An odd and malevolent spell is cast over complacent suburban life in Dutch filmmaker Alex van Warmerdam’s latest. Borgman is a home invasion thriller about a bearded vagrant who takes on the mold of evil incarnate, with plans of invoking pitiless ruin upon a family of five who find themselves embedded in his cross-hairs. With a descriptor like ‘home invasion thriller,’ one might instantly refer to images of forced entry and stock brutality; the subversion and style seen here is the opposite, however, as the film develops slowly with its own signature and literal brand of poison and decay which spill out with mixed results. With its opening upside-down title card which quickly shapes itself into legibility, Borgman almost immediately announces itself as an unforgiving and lopsided affair. An ominous quote reading, “And they descended upon the earth to strengthen their ranks,” precedes a smash cut close-up of a barking dog, both dual signifiers of the calibrated menace sprinkled all throughout the film.
We come to meet Camiel Borgman (Jan Bijvoet), or so he calls himself, as he’s being hunted for reasons unknown by a group of men armed with weapons and scouring the forest for his whereabouts. Borgman resides in a shadowy underground bunker, and we immediately get the sense that this isn’t the first time someone has had their sights on killing him. This near-wordless opening sequence is arresting and carries with it a momentum that is never fully replicated throughout the rest of the film. After eluding the hunters in the opening scene, Borgman finds himself looking for shelter in an upscale neighborhood where he eventually arrives at the doorstep of the volatile Richard (Jeroen Perceval) and his wife, Marina (Hadewych Minis). After receiving a serious beating from Richard, Marina secretly invites Borgman to stay in the family’s guest house, a gesture that solidifies the destruction of the family unit.

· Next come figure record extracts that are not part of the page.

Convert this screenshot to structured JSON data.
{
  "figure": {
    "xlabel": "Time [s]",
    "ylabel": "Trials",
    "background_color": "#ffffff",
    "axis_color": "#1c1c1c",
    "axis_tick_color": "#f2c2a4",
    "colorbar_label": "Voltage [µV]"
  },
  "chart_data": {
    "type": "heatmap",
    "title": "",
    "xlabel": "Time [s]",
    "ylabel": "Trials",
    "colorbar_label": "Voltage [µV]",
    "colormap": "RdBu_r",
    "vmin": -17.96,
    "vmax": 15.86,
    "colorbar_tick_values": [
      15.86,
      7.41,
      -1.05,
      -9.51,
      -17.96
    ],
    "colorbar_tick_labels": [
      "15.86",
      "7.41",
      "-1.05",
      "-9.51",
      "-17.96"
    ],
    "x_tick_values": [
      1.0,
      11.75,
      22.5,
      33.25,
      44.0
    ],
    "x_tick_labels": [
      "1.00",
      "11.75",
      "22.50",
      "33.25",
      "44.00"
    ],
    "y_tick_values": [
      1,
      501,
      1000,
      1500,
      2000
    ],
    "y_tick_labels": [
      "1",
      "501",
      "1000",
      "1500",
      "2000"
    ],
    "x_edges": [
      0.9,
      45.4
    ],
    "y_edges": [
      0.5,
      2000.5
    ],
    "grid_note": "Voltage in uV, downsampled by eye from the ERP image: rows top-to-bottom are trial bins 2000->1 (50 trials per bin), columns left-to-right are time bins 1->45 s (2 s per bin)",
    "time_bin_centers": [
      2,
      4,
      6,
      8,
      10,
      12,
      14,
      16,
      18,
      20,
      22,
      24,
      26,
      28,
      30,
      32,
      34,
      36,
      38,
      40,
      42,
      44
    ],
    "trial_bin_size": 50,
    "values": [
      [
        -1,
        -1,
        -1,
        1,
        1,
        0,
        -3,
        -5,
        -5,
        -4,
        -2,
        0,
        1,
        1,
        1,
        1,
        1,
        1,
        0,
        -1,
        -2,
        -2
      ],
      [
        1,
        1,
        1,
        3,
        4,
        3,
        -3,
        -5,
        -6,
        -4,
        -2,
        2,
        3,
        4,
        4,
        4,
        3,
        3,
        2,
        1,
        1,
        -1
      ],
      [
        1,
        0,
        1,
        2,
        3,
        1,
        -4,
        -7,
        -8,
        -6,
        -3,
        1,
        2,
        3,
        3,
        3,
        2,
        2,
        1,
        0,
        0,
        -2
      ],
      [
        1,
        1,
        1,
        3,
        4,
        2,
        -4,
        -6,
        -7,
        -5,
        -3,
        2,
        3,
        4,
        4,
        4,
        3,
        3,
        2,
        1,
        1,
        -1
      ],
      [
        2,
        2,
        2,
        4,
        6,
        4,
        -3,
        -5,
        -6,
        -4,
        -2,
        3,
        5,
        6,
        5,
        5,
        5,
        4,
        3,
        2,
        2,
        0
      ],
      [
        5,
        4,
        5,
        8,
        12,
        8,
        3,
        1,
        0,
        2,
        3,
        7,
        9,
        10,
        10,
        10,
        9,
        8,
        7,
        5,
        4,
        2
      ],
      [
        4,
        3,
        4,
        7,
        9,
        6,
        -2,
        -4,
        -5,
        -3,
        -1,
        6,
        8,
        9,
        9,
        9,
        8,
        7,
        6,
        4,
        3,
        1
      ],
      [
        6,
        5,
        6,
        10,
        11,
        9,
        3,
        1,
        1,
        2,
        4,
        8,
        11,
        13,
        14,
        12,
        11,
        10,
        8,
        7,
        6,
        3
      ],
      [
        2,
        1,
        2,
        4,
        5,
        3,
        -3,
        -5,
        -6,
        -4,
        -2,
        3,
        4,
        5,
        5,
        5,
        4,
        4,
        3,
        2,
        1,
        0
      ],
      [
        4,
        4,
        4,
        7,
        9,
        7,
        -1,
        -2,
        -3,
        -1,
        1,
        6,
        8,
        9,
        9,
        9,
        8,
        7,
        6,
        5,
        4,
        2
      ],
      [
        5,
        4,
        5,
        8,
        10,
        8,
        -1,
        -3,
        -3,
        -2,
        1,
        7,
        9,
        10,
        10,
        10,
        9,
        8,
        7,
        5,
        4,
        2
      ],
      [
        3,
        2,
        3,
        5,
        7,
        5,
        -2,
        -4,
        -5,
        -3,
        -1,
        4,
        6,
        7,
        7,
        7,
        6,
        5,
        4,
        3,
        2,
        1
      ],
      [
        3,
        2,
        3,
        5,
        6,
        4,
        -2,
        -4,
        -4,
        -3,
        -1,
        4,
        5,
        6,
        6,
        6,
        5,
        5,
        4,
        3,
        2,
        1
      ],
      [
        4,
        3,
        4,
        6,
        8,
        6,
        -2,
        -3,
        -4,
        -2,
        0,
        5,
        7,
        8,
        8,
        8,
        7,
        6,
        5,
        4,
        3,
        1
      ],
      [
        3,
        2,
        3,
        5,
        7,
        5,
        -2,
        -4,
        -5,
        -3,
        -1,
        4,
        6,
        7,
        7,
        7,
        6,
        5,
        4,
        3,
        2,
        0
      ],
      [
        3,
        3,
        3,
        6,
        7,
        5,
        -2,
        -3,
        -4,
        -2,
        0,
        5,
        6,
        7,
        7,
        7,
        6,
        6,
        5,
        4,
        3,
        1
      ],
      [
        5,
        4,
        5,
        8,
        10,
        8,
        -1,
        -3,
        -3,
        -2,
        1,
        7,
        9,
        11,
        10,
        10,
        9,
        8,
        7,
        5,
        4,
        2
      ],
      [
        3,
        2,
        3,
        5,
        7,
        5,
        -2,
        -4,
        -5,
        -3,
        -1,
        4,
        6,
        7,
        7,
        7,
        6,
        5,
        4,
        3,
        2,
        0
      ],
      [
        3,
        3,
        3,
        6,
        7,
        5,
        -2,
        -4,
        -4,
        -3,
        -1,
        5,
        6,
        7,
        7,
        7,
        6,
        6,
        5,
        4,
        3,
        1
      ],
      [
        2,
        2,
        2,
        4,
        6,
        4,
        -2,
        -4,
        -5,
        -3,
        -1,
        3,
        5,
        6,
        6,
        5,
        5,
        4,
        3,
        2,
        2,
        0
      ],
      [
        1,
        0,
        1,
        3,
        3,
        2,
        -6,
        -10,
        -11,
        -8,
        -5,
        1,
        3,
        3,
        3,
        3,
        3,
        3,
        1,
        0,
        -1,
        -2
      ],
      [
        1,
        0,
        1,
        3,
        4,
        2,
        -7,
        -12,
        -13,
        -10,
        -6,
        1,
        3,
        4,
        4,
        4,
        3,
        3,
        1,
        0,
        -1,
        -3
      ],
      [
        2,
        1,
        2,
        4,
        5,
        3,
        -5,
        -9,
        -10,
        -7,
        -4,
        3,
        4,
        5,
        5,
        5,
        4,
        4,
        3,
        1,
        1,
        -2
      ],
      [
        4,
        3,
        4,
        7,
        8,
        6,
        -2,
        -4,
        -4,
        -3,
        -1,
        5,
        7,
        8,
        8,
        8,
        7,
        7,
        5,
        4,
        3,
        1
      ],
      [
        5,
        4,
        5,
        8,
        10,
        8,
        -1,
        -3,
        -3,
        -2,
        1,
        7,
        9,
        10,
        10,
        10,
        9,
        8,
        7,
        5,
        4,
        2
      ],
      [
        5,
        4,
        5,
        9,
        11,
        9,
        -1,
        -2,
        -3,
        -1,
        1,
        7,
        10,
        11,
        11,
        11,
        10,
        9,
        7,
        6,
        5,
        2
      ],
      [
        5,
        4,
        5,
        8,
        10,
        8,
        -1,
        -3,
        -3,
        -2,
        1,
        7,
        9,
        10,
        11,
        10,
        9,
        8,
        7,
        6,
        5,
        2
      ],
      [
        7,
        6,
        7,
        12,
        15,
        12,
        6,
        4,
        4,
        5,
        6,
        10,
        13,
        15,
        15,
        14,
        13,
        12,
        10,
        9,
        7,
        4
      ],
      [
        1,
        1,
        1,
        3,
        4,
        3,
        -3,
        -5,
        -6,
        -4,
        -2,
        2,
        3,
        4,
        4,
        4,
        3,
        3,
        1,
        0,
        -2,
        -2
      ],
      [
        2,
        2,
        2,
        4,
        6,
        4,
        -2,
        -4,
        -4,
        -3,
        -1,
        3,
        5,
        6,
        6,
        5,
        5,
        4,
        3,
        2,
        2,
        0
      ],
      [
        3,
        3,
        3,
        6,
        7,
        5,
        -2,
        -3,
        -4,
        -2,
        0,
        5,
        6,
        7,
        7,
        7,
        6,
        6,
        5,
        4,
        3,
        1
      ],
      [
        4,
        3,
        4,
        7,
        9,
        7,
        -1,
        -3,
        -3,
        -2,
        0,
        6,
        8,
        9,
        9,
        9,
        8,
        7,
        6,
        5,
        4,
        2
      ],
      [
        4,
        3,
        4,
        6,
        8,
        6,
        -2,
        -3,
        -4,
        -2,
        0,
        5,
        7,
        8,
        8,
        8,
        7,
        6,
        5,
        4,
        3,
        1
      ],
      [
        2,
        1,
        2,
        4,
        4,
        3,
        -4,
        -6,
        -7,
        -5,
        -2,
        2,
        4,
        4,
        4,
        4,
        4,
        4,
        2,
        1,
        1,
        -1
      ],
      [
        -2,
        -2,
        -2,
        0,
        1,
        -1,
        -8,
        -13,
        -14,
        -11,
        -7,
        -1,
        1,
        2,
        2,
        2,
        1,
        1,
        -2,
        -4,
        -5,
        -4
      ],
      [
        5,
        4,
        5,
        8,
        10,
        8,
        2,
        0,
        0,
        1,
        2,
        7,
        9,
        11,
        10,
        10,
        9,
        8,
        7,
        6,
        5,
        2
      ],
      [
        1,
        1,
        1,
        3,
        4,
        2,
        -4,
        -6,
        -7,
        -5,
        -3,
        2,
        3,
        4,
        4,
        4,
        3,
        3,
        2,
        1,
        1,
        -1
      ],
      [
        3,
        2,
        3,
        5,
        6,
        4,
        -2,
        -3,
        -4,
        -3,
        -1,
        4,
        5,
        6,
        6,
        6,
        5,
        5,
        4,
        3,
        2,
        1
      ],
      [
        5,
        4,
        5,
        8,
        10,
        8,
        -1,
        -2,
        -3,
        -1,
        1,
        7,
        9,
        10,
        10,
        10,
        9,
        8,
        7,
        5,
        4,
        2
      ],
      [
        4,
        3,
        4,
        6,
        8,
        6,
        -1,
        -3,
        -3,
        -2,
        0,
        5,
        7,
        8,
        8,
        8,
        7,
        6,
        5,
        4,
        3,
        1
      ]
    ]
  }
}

Borgman eventually unearths two other cohorts who aid him in taking over the household. The gardener and his wife are eventually killed so that Borgman can act as a substitute, a nanny is seduced, emaciated dogs roam through the house at night, and, on occasion, Borgman crouches over Marina as she sleeps and transfers nightmares into her subconscious mind. The narrative is fueled off of these bizarre and unpredictable spells that only shock and intrigue for so long. There’s a mythic and fable-like quality to the film, personified through the shape-shifting evil that roams throughout every inch of the household. What specific entity Borgman represents is wisely never made clear, leaving room for us to fill in the blanks, but van Warmerdam’s cyclical structure of mixing black humor (heads being buried in concrete is a nice touch) and cerebral horror is a combination that feels belabored as the film reaches the inevitabilities of its third act.
Borgman aims to embody a bottomless tide of meanings and symbols mostly tied to class commentary and the unpredictable and cruel nature of evil. In what slowly adds up to yet another art-house exercise more fascinated by its own formation than its end game, Borgman finds itself hamstrung by its inability to articulate anything beyond its rudimentary display of upper-class angst. More taxing than surreal, and more tedious than horrifying, Borgman is a Dutch import that features two solid performances from Bijvoet and Minis, but one that ultimately fails to compel beyond its surface schematics.